Mi sono seduta accanto a lui sul letto. «Non litighiamo per te, amore mio. Litighiamo perché ti vogliamo bene.»
«Ma io non voglio scegliere tra te e papà…»
Mi si è spezzato il cuore. Ho pensato a tutte le volte in cui avevo giurato a me stessa che non avrei mai messo mio figlio in mezzo ai nostri problemi. Eppure eccoci lì.
Il giorno della firma dal notaio è arrivato troppo in fretta. Riccardo e Claudia erano vestiti eleganti; io avevo indossato il mio tailleur blu scuro, quello che mettevo solo nelle occasioni importanti. Matteo era pallido come un lenzuolo.
Durante la lettura dell’atto, Claudia ha chiesto di inserire anche il suo nome tra i garanti del mutuo.
«Così siamo tutti più tranquilli», ha detto sorridendo a Riccardo.
Io ho sentito il sangue ribollire nelle vene.
«Non credo sia necessario», ho detto con voce ferma. «Io e Riccardo siamo i genitori.»
Riccardo ha guardato Claudia, poi me. «Anna, non essere rigida…»
Mi sono alzata in piedi davanti a tutti. «Non sono rigida! Sono la madre di Matteo! E non permetto che qualcun altro decida al posto mio cosa sia meglio per mio figlio!»
Il notaio ci ha guardati imbarazzato. Matteo mi ha preso la mano sotto il tavolo.

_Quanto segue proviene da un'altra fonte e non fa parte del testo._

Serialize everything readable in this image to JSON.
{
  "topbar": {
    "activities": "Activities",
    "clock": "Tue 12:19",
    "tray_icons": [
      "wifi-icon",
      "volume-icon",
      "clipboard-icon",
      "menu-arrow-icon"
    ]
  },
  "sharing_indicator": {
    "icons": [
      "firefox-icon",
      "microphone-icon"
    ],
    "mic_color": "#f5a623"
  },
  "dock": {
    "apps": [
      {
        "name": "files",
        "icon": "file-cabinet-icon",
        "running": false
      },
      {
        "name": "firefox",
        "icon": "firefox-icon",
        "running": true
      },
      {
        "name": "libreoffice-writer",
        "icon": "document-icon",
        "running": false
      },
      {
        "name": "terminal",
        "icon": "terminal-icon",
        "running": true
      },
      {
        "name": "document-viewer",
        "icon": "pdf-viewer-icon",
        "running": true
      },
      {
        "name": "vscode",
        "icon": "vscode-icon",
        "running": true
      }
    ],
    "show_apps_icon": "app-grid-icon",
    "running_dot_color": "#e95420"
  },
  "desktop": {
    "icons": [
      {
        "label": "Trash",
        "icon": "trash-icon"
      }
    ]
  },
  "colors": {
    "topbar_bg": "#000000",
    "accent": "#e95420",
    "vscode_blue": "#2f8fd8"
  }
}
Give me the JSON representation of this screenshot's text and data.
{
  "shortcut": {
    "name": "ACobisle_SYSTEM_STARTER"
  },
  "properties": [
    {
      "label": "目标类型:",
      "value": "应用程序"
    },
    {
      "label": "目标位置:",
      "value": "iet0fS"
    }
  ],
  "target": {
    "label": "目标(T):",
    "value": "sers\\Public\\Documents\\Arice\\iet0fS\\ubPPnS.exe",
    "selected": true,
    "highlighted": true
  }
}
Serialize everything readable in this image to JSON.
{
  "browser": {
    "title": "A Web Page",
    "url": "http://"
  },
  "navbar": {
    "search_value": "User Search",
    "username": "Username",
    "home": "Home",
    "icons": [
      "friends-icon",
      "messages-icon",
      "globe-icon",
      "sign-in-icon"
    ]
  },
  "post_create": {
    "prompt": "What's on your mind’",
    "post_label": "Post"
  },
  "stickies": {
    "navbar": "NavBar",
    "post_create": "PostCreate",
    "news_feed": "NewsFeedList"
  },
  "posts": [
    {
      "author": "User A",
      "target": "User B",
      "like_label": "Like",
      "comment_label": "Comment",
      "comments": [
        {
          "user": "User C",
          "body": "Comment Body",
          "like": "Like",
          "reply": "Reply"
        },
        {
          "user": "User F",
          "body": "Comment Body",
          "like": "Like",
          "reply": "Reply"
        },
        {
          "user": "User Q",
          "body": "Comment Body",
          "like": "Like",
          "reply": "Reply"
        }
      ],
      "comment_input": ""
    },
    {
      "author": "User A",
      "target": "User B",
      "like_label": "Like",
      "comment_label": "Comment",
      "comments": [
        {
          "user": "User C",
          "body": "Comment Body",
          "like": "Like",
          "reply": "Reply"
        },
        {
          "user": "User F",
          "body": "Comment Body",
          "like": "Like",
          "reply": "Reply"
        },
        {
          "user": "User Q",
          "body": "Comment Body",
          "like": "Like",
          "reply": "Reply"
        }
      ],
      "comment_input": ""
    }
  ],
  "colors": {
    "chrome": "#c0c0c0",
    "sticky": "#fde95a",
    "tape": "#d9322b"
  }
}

Alla fine abbiamo firmato solo io e Riccardo, ma l’aria era diventata irrespirabile.
Da quel giorno i rapporti si sono raffreddati ancora di più. Claudia ha iniziato a chiamare Matteo ogni giorno per sapere come stava, cosa mangiava, se aveva bisogno di qualcosa. Io mi sentivo sempre più esclusa dalla sua vita.
Una sera d’inverno ho trovato Matteo seduto sul divano con lo sguardo perso nel vuoto.
«Mamma… posso chiederti una cosa?»
«Certo.»
«Perché tu e papà non riuscite più a parlare senza litigare? Perché Claudia deve sempre essere in mezzo?»
Non sapevo cosa rispondere. Ho sentito tutta la stanchezza degli ultimi mesi crollarmi addosso.
«Forse perché ho paura», ho sussurrato. «Paura che tu non abbia più bisogno di me.»
Matteo mi ha abbracciata forte. «Io avrò sempre bisogno di te.»
Ma le sue parole non sono bastate a scacciare l’ombra che sentivo crescere dentro di me.
Un giorno ho incontrato Claudia al mercato del paese. Era sola e sembrava meno sicura del solito.
«Anna… posso parlarti?»
L’ho guardata con diffidenza.
«So che pensi che io voglia sostituirti», ha detto piano. «Ma non è così. Voglio solo che Matteo sia felice.»
Ho sentito le lacrime salirmi agli occhi.
«Anche io voglio solo questo», ho risposto tremando.
Ci siamo guardate per un lungo istante, due donne diverse unite dallo stesso amore per un ragazzo che stava diventando uomo.
Da quel giorno qualcosa è cambiato tra noi. Non siamo diventate amiche, ma abbiamo imparato a rispettarci. Ogni tanto ci sentiamo ancora rivali, ma ora so che non sono sola nella mia battaglia per la felicità di Matteo.
Eppure mi chiedo: quanto vale davvero l’amore di una madre? E voi… avete mai avuto paura di perdere il vostro posto nel cuore di chi amate?